Tuesday, 8 November 2022

Home Care: Motion (Resumed) [Private Members]

 

8:30 pm

Photo of Joan CollinsJoan Collins (Dublin South Central, Independents 4 Change) | Oireachtas source

I thank Deputy Cullinane for tabling this motion on home care. It is important that this crisis in home care be discussed openly and as often as possible. It is one of the many areas of healthcare that are affected by the recruitment and retention crisis and it is playing havoc with people’s health, particularly that of elderly mothers and fathers.

I support the 12 demands set out in the motion calling on the Government to resolve the issue, particularly the demand to "modernise the tendering and funding model for providers of home care to prevent a race-to-the-bottom in costs and quality, to be underpinned by a collective agreement on employment standards in the sector that ensures a level playing field, high care standards, and fair remuneration for workers." I also support the amendment from the Social Democrats, which "further calls on the Government to set out, before the 31st December, 2022, a timeline for full implementation of the 16 recommendations in the Report of the Strategic Workforce Advisory Group on Home Carers and Nursing Home Health Care Assistants".

A woman contacted me last November when a home care package from the company Care for Me, which had been place since May 2017, for 31.5 hours per week was suddenly withdrawn on 17 September last year. No other agency took up the care package due to lack of capacity. The daughter was given a list of agencies to ring herself to see if she could source private care. Around the same, a number of people rang into a well-known radio show on RTÉ with similar heart-rending stories. She had to get family and private care, etc., to help keep her mother at home. This case was raised with the Minister. Throughout December and into January, the daughter was left abandoned to care for her mother.

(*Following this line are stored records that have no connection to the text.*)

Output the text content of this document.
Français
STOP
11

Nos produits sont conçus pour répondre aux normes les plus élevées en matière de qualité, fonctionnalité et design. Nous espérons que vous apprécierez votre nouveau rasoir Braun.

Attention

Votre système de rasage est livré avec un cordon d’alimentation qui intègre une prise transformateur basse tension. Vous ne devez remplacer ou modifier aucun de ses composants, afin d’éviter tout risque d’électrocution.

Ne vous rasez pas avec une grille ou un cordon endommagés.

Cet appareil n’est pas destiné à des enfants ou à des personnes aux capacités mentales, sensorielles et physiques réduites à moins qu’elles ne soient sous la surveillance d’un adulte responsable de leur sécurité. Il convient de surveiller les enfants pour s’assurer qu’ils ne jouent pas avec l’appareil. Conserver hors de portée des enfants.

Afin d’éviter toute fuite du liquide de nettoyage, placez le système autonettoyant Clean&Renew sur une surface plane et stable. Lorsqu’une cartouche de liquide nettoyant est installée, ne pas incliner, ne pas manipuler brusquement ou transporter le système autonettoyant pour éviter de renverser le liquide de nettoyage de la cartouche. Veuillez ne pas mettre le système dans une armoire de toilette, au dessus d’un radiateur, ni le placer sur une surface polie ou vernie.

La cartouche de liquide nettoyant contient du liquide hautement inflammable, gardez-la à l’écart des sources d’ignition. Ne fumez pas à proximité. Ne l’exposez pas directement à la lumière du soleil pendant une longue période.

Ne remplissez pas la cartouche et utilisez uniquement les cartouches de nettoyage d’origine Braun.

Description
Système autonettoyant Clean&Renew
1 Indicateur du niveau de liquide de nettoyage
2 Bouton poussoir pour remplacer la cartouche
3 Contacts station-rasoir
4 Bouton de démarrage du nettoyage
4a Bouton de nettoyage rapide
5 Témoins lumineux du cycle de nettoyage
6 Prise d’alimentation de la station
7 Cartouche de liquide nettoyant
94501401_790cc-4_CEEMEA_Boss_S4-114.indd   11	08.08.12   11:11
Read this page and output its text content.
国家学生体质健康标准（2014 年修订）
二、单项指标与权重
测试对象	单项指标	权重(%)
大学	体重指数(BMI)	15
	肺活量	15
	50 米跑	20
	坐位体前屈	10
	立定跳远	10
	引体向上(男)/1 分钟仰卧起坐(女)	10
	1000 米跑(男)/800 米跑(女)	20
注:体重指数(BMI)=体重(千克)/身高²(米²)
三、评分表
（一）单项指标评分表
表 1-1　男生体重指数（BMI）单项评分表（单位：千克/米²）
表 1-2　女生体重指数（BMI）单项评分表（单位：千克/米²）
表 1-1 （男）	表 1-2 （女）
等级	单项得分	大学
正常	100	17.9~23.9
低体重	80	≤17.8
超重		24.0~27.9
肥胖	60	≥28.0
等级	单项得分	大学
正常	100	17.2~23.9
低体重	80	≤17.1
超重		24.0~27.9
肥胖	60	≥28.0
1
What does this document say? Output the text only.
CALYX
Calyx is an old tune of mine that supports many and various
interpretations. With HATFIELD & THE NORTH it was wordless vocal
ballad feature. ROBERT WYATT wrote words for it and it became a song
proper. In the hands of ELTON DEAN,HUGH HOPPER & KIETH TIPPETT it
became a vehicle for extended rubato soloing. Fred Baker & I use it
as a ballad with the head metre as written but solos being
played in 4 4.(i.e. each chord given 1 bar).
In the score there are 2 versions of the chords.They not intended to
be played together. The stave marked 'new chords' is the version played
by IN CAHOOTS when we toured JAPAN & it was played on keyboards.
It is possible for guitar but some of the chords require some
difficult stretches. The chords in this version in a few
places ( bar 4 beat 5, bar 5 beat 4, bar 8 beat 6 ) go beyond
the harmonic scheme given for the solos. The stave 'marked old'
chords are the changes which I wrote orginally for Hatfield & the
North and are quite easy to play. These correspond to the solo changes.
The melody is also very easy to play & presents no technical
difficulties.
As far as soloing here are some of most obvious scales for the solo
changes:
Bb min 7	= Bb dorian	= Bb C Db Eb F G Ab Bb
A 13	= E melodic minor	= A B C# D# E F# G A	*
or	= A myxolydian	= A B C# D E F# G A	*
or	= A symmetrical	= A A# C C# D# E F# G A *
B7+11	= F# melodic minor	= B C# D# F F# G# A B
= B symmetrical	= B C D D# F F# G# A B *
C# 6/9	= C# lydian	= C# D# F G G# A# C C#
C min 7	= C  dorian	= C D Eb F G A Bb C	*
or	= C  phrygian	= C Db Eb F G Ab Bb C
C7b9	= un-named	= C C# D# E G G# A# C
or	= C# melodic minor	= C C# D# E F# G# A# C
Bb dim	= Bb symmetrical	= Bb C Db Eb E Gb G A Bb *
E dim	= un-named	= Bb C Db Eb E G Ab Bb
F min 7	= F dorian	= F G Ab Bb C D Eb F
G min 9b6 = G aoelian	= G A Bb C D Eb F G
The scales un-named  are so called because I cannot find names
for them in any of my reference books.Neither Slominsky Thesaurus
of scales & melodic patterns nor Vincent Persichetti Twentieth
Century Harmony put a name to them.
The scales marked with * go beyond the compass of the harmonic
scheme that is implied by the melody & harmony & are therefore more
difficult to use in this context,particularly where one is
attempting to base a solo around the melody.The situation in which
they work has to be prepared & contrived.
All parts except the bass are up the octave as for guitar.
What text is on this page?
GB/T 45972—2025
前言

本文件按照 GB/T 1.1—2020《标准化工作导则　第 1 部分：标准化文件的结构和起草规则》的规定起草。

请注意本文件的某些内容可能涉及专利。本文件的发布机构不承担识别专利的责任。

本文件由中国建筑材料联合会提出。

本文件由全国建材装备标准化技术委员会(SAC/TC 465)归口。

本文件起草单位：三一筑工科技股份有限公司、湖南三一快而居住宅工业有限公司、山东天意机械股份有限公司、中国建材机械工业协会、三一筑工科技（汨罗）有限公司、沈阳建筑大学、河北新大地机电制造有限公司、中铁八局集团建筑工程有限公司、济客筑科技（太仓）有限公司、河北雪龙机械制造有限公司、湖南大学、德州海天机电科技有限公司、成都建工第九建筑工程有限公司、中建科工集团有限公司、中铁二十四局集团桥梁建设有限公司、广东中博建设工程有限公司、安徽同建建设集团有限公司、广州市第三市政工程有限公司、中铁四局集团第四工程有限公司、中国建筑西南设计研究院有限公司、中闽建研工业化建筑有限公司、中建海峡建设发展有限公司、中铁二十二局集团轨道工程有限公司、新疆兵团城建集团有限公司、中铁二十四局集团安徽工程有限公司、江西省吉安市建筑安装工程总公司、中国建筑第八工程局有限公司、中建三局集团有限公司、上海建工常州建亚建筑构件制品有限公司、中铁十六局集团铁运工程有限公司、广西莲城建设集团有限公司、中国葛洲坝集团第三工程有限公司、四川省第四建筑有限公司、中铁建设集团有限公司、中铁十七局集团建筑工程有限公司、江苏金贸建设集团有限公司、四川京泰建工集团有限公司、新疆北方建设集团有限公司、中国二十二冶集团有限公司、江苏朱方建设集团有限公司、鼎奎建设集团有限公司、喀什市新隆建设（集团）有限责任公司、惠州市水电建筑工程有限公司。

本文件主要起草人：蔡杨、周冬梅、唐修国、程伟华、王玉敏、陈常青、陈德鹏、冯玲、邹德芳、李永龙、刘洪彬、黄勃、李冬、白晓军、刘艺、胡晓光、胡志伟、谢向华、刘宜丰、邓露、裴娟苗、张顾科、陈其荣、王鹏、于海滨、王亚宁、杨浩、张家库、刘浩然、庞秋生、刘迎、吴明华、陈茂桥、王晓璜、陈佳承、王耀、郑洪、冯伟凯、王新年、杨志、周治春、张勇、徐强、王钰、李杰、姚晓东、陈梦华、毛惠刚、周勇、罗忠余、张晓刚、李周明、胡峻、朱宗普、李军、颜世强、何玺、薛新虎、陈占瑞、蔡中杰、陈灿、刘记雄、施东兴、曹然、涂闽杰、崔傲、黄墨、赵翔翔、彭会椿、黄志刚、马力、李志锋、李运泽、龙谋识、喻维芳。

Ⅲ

I have also just recently been contacted by one of the hundreds of families who have been given caring hours but cannot access them. The email I received was from a daughter, whose name I will not give. She wrote that the biggest problem she has is that her mother is very unwell and in chronic heart failure. At this point in time, she continued, her mother is getting quite anxious and distressed and desperately wants to come home. All the family is asking is that somebody can come in the morning to shower and dress the mother and in the evenings to help her get ready for bedtime. The 21 hours have been approved from the HSE. Surely, she asks, it is in the interest of the HSE not to be paying huge expenses in a nursing home when all the family is looking for is 21 hours. At this point in time, it is a matter of urgency for the mother to come home where she can get palliative care as well. I tabled a parliamentary question on this issue two weeks ago. Yesterday, I got a call from the daughter saying that the only home care the family could get is from one company that is willing to provide 12 hours. They just cannot manage that and really need 21 hours of home care.

This is only one of many families who are desperately waiting for home care hours to come through. The Minister of State has committed to a great deal but these 6,000 people have been allocated hours they are not getting. The situation the families concerned find themselves in is horrendous. I strongly support the motion.